This was a very different way of talking from the smooth superiority of address which the minister had used with him the other day at his own house. Lemuel was not insensible to the atonement offered him, and it was not from sulky stubbornness that he continued silent, and left the minister to explore the causes of his reticence unaided.
“I will go home with you, if you like,” pursued the minister, though his mind misgave him that this was an extreme which Mrs. Sewell would not have justified him in. “I will go with you, and explain all the circumstances to your friends, in case there should be any misunderstanding—though in that event I should have to ask you to be my guest till Monday.” Here the unhappy man laid hold of the sheep, which could not bring him greater condemnation than the lamb.
“I guess they won't know anything about it,” said Lemuel, with whatever intention.

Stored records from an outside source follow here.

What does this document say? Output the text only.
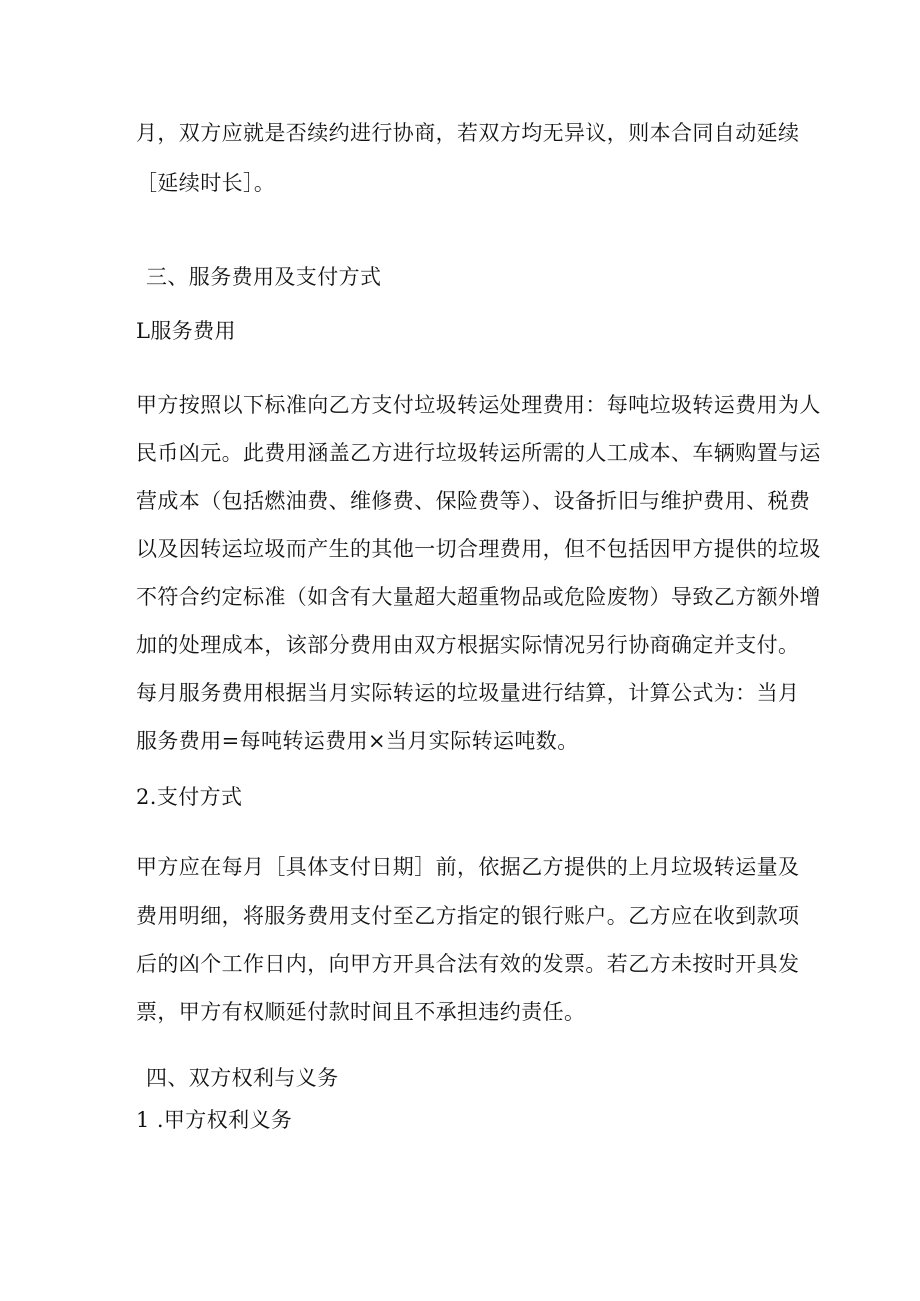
月，双方应就是否续约进行协商，若双方均无异议，则本合同自动延续
［延续时长］。
三、服务费用及支付方式
L服务费用
甲方按照以下标准向乙方支付垃圾转运处理费用：每吨垃圾转运费用为人
民币凶元。此费用涵盖乙方进行垃圾转运所需的人工成本、车辆购置与运
营成本（包括燃油费、维修费、保险费等）、设备折旧与维护费用、税费
以及因转运垃圾而产生的其他一切合理费用，但不包括因甲方提供的垃圾
不符合约定标准（如含有大量超大超重物品或危险废物）导致乙方额外增
加的处理成本，该部分费用由双方根据实际情况另行协商确定并支付。
每月服务费用根据当月实际转运的垃圾量进行结算，计算公式为：当月
服务费用=每吨转运费用×当月实际转运吨数。
2.支付方式
甲方应在每月［具体支付日期］前，依据乙方提供的上月垃圾转运量及
费用明细，将服务费用支付至乙方指定的银行账户。乙方应在收到款项
后的凶个工作日内，向甲方开具合法有效的发票。若乙方未按时开具发
票，甲方有权顺延付款时间且不承担违约责任。
四、双方权利与义务
1 .甲方权利义务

It seemed hardened indifference to the minister, and he felt it his disagreeable duty to say, “I am afraid they will. I read of it in the newspaper this morning, and I'm afraid that an exaggerated report of your misfortunes will reach Willoughby Pastures, and alarm your family.”
A faint pallor came over the boy's face, and he stood again in his impenetrable, rustic silence. The voice that finally spoke from, it said, “I guess I don't want to go home, then.”
“You must go home!” said the minister, with more of imploring than imperiousness in his command. “What will they make of your prolonged absence?”
“I sent a postal to mother this morning. They lent me one.”
“But what will you do here, without work and without means? I wish you to go home with me—I feel responsible for you—and remain with me till you can hear from your mother. I'm sorry you came to Boston—it's no place for you, as you must know by this time, and I am sure your mother will agree with me in desiring your return.”
“I guess I don't want to go home,” said Lemuel.
“Are you afraid that an uncharitable construction will be placed upon what has happened to you by your neighbours?” Lemuel did not answer. “I assure you that all that can be arranged. I will write to your pastor, and explain it fully. But in any event,” continued Sewell, “it is your duty to yourself and your friends to go home and live it down. It would be your duty to do so, even if you had been guilty of wrong, instead of the victim of misfortune.”